Here's a problem that seems rather peculiar to me. This time I have no initial idea about how to solve it.
Let $X_1$, ..., $X_n$ be independent, real valued random variables with density $f$ and CDF $F$. Let $F_i$ denote the CDF of $X_{(i)}$.
a) What is the distribution of $F(X_{(i)})$ and $F_i(X_{(i)})$?
b) What is the variance of $F(X_{(i)})$?
[edit: I have realised by now that my approach was flawed and furthermore that my question needs clarification. So here is my second try.]
As I understand the question, we have real valued, i.i.d. random variables $X_1$, ..., $X_n$ with density $f$ and CDF $F$.
$X_{(1)}< ... < X_{(n)}$ are the corresponding order statistics with CDF $F_i:=F_{X_{(i)}}$.
I know the general formula for the CDF of order statistics. It is given by $$F_i(t)=\sum_{k=i}^n \binom{n}{k}F(t)^k(1-F(t))^{n-k}.$$
Now, the CDF of a random variable is a measurable function. Thus $F(X_{(i)})$ and $F_i(X_{(i)})$ are real valued random variables again. And a) asks for their distribution.

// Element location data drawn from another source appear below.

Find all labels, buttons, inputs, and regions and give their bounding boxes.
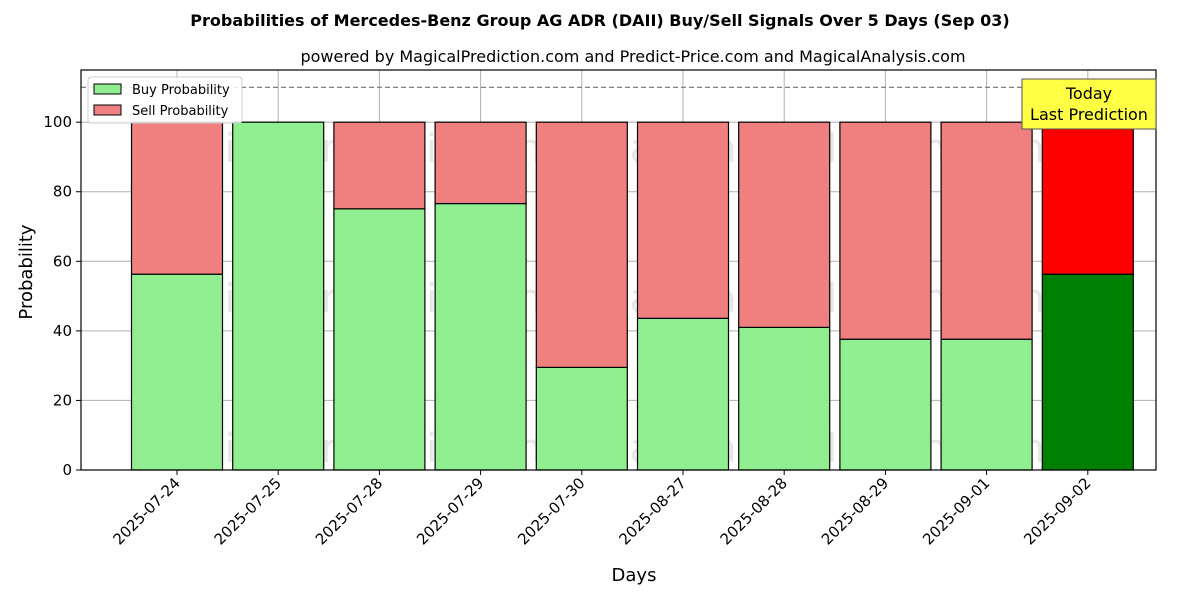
x-tick-label: 2025-07-30 — [514, 474, 588, 548]
bar-buy-probability — [839, 338, 932, 471]
x-tick-label: 2025-09-02 — [1020, 474, 1094, 548]
bar-buy-probability — [333, 208, 426, 471]
y-axis-label: Probability — [16, 224, 37, 319]
x-tick-label: 2025-09-01 — [919, 474, 993, 548]
legend-box — [87, 76, 243, 124]
x-tick-label: 2025-08-28 — [717, 474, 791, 548]
bar-buy-probability — [940, 338, 1033, 471]
y-tick-label: 20 — [53, 391, 72, 409]
x-tick-label: 2025-08-27 — [615, 474, 689, 548]
bar-sell-probability — [636, 121, 730, 319]
x-tick-label: 2025-08-29 — [818, 474, 892, 548]
x-axis-label: Days — [612, 565, 657, 586]
bar-buy-probability — [535, 366, 628, 471]
y-tick-label: 80 — [53, 183, 72, 201]
chart-title: Probabilities of Mercedes-Benz Group AG … — [190, 11, 1009, 30]
chart-subtitle: powered by MagicalPrediction.com and Pre… — [300, 47, 965, 66]
plot-frame — [80, 69, 1157, 471]
bar-buy-probability — [738, 326, 831, 471]
legend-swatch — [93, 83, 122, 95]
bar-sell-probability — [839, 121, 932, 340]
y-tick-label: 100 — [43, 113, 72, 131]
bar-sell-probability — [940, 121, 1033, 340]
annotation-line-2: Last Prediction — [1030, 105, 1148, 124]
y-tick-label: 0 — [62, 461, 72, 479]
bar-sell-probability — [333, 121, 426, 210]
x-tick-label: 2025-07-24 — [109, 474, 183, 548]
bar-sell-probability — [1041, 121, 1134, 275]
legend-label: Buy Probability — [132, 83, 230, 98]
legend: Buy Probability Sell Probability — [87, 76, 243, 124]
annotation-layer: Today Last Prediction — [1021, 78, 1157, 130]
legend-swatch — [93, 104, 122, 116]
bar-sell-probability — [434, 121, 527, 205]
bar-buy-probability — [130, 273, 224, 471]
x-tick-label: 2025-07-25 — [211, 474, 285, 548]
x-tick-label: 2025-07-28 — [312, 474, 386, 548]
bar-buy-probability — [232, 121, 325, 471]
bar-buy-probability — [1041, 273, 1134, 471]
annotation-line-1: Today — [1065, 84, 1112, 103]
x-tick-label: 2025-07-29 — [413, 474, 487, 548]
y-tick-label: 60 — [53, 252, 72, 270]
bar-sell-probability — [130, 121, 224, 275]
bar-sell-probability — [535, 121, 628, 368]
bar-buy-probability — [434, 202, 527, 471]
bar-layer — [130, 121, 1134, 471]
bar-buy-probability — [636, 317, 730, 471]
bar-sell-probability — [738, 121, 831, 328]
annotation-box — [1021, 78, 1157, 130]
y-tick-label: 40 — [53, 322, 72, 340]
legend-label: Sell Probability — [132, 104, 229, 119]
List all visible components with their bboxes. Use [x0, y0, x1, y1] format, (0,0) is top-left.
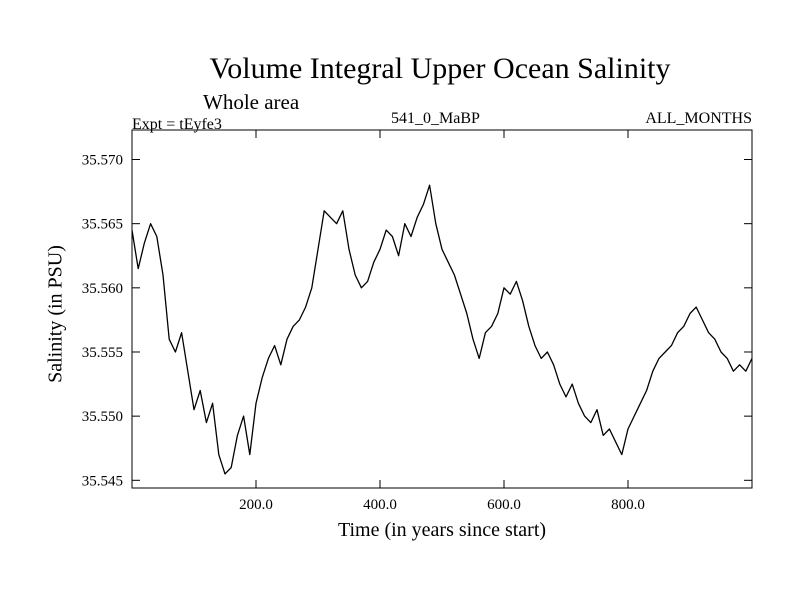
chart-subtitle: Whole area — [203, 90, 300, 114]
y-tick-label: 35.555 — [82, 345, 123, 361]
y-axis-label: Salinity (in PSU) — [44, 245, 67, 383]
y-tick-label: 35.550 — [82, 409, 123, 425]
x-tick-label: 400.0 — [363, 497, 397, 513]
plot-frame — [131, 129, 753, 489]
chart-title: Volume Integral Upper Ocean Salinity — [209, 52, 671, 85]
months-label: ALL_MONTHS — [645, 110, 752, 127]
period-label: 541_0_MaBP — [391, 110, 480, 127]
x-axis-ticks: 200.0 400.0 600.0 800.0 — [239, 130, 645, 513]
x-axis-label: Time (in years since start) — [337, 519, 547, 541]
experiment-label: Expt = tEyfe3 — [132, 116, 222, 133]
y-axis-ticks: 35.545 35.550 35.555 35.560 35.565 35.570 — [82, 153, 752, 489]
y-tick-label: 35.560 — [82, 281, 123, 297]
y-tick-label: 35.570 — [82, 153, 123, 169]
x-tick-label: 800.0 — [611, 497, 645, 513]
x-tick-label: 200.0 — [239, 497, 273, 513]
salinity-series-line — [132, 184, 752, 475]
x-tick-label: 600.0 — [487, 497, 521, 513]
y-tick-label: 35.545 — [82, 473, 123, 489]
y-tick-label: 35.565 — [82, 217, 123, 233]
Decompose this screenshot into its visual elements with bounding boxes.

Per definition, we have $$F(t)=\mathbb{P}(X_i\leq t).$$ Hence $$F(X_{(i)})=\mathbb{P}(X_i\leq X_{(i)}).$$ This is the probability of the event that any $X_i$ is less or equal $X_{(i)}$. By definition of order statistics, we have $$F(X_{(n)})=\mathbb{P}(X_i\leq X_{(n)})=1,$$ as $X_{(n)}$ is the maximum of the $X_i$. But how do I derive the distribution of $F(X_{(i)})$ for $i \in \{1, ..., n-1\}$?
I think, if they were uniformly distributed, the answer would simply be $$F(X_{(i)})=i/n.$$ But their distribution ist unknown, so I'm stuck and have no idea how to proceed from here.